For cross-section, cochleae were excised and fixed in 4% PFA for 2 h and then decalcified in 0.5 M EDTA for 2 h at room temperature. Specimens were cryo-protected in 30% sucrose in 1 × PBS (SH30256.FS, Hyclone) overnight at 4 °C and then embedded in tissue freezing medium (14020108926, Leica), frozen, and sectioned (14 μm).

Samples were blocked with 10% donkey serum in 0.3% Triton X-100 dissolved in 1 × PBS at room temperature for 1 h. Then, the samples were stained with antibodies against myosin 7 A (Myo7a, #25-6790 Proteus Biosciences, 1:1000), Sox2 (Sox2, #sc-17320, Santa Cruz Biotechnology, 1:1000), Flag (Flag, #F3165, Sigma-Aldrich, 1:1000), together with corresponding secondary antibodies. Samples were mounted with VECTASHIELD antifade mounting medium (H-1000-NB, Novios) and confocal microscopy was used for observation.

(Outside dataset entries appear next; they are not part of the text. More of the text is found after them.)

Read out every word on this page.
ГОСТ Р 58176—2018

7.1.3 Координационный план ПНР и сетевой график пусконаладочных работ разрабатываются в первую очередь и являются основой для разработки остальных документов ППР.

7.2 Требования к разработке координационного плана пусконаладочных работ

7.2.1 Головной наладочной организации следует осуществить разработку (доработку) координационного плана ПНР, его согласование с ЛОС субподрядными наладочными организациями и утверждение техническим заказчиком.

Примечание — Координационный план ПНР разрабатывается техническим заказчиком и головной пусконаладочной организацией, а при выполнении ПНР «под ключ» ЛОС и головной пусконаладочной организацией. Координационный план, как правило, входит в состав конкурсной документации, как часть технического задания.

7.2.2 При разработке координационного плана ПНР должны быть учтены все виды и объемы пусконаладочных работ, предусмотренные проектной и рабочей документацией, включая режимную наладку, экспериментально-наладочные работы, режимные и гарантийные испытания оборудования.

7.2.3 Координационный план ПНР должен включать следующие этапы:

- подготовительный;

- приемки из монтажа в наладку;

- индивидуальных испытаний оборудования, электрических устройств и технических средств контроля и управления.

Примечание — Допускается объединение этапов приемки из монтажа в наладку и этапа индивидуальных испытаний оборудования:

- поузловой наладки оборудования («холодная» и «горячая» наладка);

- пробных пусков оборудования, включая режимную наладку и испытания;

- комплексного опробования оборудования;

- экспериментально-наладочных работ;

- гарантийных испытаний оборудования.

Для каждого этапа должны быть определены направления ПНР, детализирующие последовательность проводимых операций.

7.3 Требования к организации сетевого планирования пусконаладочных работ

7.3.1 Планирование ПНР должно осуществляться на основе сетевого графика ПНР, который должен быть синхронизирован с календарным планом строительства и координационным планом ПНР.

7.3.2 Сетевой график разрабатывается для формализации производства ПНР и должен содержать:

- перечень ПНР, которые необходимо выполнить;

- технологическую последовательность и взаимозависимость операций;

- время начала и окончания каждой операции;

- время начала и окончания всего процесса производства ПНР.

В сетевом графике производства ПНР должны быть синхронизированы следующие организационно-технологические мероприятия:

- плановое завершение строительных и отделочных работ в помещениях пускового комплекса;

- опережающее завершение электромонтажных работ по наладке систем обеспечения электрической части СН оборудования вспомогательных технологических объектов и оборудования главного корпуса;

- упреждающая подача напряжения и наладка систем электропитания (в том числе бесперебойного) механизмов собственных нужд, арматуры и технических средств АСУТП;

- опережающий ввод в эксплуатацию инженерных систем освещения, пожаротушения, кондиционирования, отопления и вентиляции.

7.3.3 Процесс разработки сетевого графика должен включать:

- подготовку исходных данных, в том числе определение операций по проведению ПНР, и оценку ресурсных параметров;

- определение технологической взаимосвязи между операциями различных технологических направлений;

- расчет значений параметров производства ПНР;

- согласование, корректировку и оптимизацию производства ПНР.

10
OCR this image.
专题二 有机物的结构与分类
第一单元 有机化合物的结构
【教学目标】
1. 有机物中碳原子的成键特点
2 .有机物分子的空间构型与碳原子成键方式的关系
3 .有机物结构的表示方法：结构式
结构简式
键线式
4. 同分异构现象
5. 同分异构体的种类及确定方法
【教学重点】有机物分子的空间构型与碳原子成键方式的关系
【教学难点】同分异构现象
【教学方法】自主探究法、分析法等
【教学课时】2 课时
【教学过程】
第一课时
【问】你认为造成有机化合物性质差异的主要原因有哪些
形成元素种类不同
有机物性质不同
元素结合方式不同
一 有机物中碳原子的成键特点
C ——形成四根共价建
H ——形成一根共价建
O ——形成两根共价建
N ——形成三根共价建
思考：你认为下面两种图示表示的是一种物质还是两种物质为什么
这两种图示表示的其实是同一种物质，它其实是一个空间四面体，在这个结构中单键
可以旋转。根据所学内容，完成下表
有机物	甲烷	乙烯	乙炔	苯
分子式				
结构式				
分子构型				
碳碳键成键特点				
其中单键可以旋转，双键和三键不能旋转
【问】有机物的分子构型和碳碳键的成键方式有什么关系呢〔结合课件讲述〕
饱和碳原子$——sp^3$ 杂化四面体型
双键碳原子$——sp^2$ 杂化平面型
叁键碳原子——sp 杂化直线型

Scanning electron microscopy

Mice were perfused with 1 × PBS and temporal bones were fixed in 2.5% glutaraldehyde at 4 °C overnight. After rinsing three times with 1 × PBS, the temporal bones were decalcified with 0.5 M EDTA at room temperature for 1-2 h, and the organ of Corti was dissected into apical, middle, and basal regions. Specimens were then rinsed in 1 × PB three times and post-fixed with 1% osmium tetroxide at room temperature for 1 h, after complete rinse with 1 × PB three times, the specimens were treated with 2% tannic acid (V900190-100G, Sigma). Specimens were rinsed with 1XPB and dehydrated through a graded ethanol series for 10 min at each gradient: 30%, 50%, 70%, 90%, and 100% at 4 °C. After dehydration, samples were critical point dried (Leica EM CPD300) and coated with 8 nm gold (Leica EM ACE200 Vacuum Coater) and observed with Aquilos Cryo-FIB (Thermo Scientific).

Statistical analysis

All data are shown as the mean or mean ± SEM and all experiments were repeated at least three times. Statistical analyses were carried out using the Excel (Microsoft) and GraphPad Prism 8.0 software. ABR results were analyzed with a two-tailed, unpaired Student’s t tests. A value of p < 0.05 was considered statistically significant. Error bars and n values are defined in the respective figures and legends.